Émile Proulx-Cloutier ne sait pas ce que c'est d'attendre à côté d'un téléphone. Depuis sa sortie du Conservatoire d'art dramatique il y a à peine quatre ans, il a réalisé trois courts métrages et un documentaire tout en jouant à la télé, au théâtre et au cinéma. Cette semaine, il est revenu sur les planches du Rideau Vert dans la peau d'un jeune prodige du piano en panne sèche. Un rôle de composition pour un jeune premier en pleine ascension.

À 20 ans, Émile Proulx-Cloutier ne croyait pas à l'acteur en lui. Qu'il ait tenu un premier rôle à 10 ans dans le film Mathusalem, puis dans la suite du film trois ans plus tard, n'y changeait rien. Émile Proulx-Cloutier, fils de deux acteurs chevronnés, ne se voyait pas devenir acteur. «Jusqu'à la fin du cégep, je ne suis jamais arrivé à dire: je suis comédien ou je voudrais être comédien. Il y avait comme un blocage», lance-t-il au milieu du bistro où son café et le plat qu'il a commandé refroidissent sous le flot impétueux de ses paroles.C'est la première fois qu'on s'assoit ensemble pour discuter, mais ce n'est pas la première fois qu'on se rencontre. Si je me souviens bien, la première fois que j'ai rencontré Émile, il était pour ainsi dire dans le ventre de sa mère, la comédienne Danielle Proulx. C'était il y a 27 ans. J'ai encore une photo de lui à 1 ou 2 ans, le visage barbouillé, le regard intense, dessinant compulsivement sur sa chaise haute pendant que son père, le comédien Raymond Cloutier, le surveille du coin de l'oeil.

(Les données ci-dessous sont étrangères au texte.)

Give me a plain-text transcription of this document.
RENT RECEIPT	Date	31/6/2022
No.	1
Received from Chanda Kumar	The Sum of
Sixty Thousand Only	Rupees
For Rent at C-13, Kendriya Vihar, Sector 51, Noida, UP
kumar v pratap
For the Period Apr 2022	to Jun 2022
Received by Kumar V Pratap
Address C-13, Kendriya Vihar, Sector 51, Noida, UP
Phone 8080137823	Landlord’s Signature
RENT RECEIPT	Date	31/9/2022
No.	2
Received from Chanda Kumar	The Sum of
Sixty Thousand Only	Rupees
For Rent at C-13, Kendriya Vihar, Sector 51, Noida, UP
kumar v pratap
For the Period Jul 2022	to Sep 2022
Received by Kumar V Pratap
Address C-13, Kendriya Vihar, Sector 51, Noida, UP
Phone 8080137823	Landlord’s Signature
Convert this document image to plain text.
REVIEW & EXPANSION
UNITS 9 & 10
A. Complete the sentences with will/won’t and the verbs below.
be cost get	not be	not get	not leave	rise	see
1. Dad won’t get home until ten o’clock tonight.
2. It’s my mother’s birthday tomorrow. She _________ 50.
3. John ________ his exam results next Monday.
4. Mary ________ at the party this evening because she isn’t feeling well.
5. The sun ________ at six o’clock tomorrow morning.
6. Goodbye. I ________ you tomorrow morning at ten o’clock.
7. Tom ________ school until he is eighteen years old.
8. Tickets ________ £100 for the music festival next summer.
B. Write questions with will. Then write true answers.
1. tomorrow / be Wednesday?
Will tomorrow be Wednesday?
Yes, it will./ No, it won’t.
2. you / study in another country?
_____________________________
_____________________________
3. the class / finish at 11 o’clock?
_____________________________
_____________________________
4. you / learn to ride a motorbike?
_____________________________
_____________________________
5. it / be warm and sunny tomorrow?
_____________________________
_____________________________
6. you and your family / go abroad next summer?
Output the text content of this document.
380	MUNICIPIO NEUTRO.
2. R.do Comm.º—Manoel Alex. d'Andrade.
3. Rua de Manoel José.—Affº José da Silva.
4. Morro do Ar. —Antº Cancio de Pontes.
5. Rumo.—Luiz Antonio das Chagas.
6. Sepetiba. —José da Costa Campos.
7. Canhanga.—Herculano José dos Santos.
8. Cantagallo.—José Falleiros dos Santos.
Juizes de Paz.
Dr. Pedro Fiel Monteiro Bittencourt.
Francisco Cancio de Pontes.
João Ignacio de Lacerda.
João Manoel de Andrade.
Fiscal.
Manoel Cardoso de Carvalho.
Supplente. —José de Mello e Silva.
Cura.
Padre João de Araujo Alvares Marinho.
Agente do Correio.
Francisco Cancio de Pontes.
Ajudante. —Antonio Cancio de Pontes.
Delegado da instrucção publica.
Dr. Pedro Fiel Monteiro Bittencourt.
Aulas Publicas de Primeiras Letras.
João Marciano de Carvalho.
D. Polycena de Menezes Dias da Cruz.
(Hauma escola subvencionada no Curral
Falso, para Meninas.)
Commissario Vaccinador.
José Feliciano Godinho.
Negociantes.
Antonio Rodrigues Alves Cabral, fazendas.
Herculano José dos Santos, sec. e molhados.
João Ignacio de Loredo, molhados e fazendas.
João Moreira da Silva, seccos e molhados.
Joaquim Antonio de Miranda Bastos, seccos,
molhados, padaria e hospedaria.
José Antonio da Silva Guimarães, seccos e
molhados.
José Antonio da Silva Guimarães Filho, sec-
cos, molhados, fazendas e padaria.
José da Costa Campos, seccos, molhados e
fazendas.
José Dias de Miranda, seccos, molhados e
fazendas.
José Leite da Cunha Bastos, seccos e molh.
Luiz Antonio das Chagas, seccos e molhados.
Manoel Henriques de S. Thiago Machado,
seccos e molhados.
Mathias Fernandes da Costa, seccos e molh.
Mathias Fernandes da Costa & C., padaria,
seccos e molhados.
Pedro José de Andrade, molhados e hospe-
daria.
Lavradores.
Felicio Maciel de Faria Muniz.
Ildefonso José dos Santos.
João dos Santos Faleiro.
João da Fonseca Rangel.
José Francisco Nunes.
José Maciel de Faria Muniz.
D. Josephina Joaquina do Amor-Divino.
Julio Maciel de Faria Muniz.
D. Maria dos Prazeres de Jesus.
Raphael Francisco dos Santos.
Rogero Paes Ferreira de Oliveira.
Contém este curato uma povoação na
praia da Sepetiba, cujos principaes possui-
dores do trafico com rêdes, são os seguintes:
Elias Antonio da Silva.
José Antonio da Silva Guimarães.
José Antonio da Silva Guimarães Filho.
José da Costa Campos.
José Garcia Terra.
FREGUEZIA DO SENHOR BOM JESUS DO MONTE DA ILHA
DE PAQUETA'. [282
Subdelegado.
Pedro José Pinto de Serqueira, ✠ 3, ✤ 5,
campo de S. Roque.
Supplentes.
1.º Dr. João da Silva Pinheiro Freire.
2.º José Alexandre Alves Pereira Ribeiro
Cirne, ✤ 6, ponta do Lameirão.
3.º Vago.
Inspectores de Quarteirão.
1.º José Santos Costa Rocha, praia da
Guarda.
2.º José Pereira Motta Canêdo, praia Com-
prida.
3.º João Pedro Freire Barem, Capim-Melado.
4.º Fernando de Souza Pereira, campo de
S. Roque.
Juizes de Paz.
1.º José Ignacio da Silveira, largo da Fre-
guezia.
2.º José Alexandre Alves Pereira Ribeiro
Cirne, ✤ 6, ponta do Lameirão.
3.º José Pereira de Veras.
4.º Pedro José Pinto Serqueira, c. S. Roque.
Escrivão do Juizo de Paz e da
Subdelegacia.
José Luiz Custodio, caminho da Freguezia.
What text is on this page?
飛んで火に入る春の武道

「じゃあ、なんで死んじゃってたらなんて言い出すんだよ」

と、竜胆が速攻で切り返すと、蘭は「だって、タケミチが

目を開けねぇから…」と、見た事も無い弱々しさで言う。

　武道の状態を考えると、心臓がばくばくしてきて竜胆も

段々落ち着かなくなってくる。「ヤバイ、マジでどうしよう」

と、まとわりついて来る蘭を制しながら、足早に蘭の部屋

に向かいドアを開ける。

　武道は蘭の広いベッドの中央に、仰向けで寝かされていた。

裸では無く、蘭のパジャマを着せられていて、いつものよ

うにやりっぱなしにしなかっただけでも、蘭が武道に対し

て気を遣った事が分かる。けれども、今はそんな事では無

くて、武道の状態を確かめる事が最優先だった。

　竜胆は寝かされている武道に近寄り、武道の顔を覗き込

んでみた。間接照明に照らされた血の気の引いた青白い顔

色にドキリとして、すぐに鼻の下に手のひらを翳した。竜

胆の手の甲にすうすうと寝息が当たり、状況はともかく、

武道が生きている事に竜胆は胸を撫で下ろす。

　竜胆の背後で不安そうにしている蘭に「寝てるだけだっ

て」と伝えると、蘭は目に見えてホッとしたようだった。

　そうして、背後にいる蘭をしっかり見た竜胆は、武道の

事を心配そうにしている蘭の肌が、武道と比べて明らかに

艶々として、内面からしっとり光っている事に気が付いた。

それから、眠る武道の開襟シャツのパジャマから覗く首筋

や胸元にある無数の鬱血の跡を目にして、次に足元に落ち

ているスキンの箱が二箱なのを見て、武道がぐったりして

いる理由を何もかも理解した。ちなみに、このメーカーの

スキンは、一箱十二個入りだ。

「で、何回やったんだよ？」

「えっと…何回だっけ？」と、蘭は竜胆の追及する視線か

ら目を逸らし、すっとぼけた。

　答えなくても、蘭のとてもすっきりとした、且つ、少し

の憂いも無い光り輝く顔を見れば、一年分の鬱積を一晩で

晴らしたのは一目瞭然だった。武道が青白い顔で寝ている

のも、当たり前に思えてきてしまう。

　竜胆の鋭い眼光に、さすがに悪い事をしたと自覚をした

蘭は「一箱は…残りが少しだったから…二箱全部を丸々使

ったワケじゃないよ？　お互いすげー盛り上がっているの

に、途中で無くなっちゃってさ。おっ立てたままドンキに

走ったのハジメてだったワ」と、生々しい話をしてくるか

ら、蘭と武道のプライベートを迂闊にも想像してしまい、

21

Dans une entrevue réalisée pour un webzine et disponible sur l'internet, Émile raconte qu'il a écrit et tourné son tout premier film, Papa (Jutra du meilleur court métrage en 2005) sans en parler à son père. Puis une fois le montage du film bouclé, il est arrivé chez lui avec un exemplaire du DVD. «J'étais comme un enfant qui vient montrer son dessin et qui veut se faire dire par son père qu'il est Picasso», raconte-t-il dans le webzine.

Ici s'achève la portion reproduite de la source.